The claimant alleged seven separate incidents of sexual abuse over a three-year period between 1978 and 1981, when she was eight years to eleven years of age. At the criminal proceedings, the defendant was found guilty of two of the incidents and was jailed. The defendant participated in the civil claim as a litigant in person and put in a defence and counterclaim, asserting that all of the allegations were fabricated and being pursued dishonestly. The claimant successfully challenged this and sought to have the defence and counterclaim struck out as an abuse of process.

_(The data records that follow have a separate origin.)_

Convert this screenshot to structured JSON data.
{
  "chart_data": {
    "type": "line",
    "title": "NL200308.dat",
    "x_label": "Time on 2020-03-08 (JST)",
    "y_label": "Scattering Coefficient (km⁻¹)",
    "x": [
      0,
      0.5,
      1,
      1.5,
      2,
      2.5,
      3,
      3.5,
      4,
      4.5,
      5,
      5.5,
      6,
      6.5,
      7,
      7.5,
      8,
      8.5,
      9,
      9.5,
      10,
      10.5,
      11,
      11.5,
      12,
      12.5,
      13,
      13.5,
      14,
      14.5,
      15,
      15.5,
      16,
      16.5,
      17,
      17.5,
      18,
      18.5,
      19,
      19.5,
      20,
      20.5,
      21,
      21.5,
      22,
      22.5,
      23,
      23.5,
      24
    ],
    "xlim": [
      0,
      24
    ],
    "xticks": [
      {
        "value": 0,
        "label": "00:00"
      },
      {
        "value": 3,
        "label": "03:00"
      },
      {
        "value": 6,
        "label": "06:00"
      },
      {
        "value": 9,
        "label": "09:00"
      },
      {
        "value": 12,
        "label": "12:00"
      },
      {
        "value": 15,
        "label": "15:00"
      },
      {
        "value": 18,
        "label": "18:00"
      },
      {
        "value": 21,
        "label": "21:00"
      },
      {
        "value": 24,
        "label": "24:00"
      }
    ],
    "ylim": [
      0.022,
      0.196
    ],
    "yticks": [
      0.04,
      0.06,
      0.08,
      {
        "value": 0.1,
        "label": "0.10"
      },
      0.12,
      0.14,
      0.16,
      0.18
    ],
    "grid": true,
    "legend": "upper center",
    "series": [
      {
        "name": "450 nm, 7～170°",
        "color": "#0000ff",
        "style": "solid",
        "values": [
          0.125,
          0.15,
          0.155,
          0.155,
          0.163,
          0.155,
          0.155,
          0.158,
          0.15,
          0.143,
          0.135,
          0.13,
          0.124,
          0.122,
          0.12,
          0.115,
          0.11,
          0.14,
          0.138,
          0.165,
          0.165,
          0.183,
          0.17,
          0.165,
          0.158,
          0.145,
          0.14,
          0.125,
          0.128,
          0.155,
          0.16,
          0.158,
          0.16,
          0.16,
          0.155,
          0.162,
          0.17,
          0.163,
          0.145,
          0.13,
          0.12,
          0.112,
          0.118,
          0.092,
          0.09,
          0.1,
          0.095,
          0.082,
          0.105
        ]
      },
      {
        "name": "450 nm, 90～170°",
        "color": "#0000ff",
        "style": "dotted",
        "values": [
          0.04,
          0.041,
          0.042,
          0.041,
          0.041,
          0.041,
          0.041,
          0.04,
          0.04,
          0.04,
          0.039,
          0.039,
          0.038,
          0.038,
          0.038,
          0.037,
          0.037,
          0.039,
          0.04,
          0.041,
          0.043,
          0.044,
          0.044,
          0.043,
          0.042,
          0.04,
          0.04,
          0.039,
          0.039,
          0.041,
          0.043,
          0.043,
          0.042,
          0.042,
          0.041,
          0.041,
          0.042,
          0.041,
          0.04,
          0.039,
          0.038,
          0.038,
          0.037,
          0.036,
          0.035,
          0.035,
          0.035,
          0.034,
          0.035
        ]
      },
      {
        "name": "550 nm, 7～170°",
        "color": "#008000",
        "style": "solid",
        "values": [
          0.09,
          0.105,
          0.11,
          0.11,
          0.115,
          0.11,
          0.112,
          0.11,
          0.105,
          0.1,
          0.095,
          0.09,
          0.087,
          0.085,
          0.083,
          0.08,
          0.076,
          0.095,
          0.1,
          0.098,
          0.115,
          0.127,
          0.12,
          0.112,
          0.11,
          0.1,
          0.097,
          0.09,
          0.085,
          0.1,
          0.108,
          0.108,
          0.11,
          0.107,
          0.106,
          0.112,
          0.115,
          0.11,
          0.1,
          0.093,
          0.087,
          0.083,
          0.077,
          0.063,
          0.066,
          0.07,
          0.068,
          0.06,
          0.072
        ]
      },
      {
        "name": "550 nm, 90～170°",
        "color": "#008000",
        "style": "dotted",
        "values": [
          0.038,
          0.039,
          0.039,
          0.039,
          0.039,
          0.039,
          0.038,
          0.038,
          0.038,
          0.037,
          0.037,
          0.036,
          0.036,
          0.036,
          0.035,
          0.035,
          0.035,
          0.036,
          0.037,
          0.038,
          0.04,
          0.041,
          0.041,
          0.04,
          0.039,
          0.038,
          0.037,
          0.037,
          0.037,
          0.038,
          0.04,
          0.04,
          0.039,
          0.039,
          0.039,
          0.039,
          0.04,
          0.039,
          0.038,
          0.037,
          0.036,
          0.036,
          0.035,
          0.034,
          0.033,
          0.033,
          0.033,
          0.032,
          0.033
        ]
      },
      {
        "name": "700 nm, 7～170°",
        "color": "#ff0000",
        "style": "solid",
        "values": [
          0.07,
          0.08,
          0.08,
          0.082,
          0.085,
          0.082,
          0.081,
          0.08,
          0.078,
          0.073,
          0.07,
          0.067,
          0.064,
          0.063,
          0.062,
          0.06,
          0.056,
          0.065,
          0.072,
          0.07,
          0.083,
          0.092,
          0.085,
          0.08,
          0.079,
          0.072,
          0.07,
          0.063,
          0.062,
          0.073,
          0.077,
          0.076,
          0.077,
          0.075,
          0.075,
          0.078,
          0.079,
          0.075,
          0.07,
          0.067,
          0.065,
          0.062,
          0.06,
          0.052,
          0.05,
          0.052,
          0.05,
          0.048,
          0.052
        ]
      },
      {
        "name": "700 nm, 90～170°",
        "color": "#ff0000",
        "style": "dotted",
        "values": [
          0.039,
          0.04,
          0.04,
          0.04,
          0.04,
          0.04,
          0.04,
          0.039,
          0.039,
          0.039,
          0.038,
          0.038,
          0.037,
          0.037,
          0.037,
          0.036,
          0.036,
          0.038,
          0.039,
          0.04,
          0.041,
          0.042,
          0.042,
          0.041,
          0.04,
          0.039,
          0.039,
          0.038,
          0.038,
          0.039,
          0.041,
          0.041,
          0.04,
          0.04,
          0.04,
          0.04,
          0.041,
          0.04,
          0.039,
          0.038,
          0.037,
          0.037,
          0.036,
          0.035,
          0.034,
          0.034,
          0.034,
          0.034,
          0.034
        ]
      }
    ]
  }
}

The court believed that it was inappropriate to assess damages based on the entirety of injuries to just the two incidents on which there had been criminal convictions or to accept what was in effect a summary judgment in relation to the five ‘unproven’ counts. The claimant decided she wished to establish liability for the balance of the allegations, rather than assess damages on just the two convictions. The court, preferring the claimant’s evidence on a balance of probabilities, decided that she had been the subject of five further occasions of abuse and awarded damages based on all seven incidents having been ‘proven’.

Contact: Helen Snowball

When is a path a highway?

Barlow v Wigan [19.06.19]

The High Court has confirmed that a path will be deemed maintainable at public expense if it was a highway at the time of the accident and if it was constructed by a local authority exercising a highway function.

On 21 September 2018, the claimant tripped on an exposed tree root on a path in a public park, sustaining injuries.  The claimant pursued a claim against the highway authority alleging that they owed a duty of care to maintain the pathway. The defendant disagreed, asserting the path was not a highway and as such owed no duty. The path had been constructed by a former district council in the 1930’s and whilst the public had access to the path, it was not clear whether the council intended the path to be a highway. In addition, it was not clear whether the district council that constructed the pathway was a highway authority.

On appeal, the High Court confirmed that the relevant local authority at the time was, amongst other things, a highway authority and that at the time of the accident it was being used, and had been for some time, as a highway and as such, the path was subject to the Act.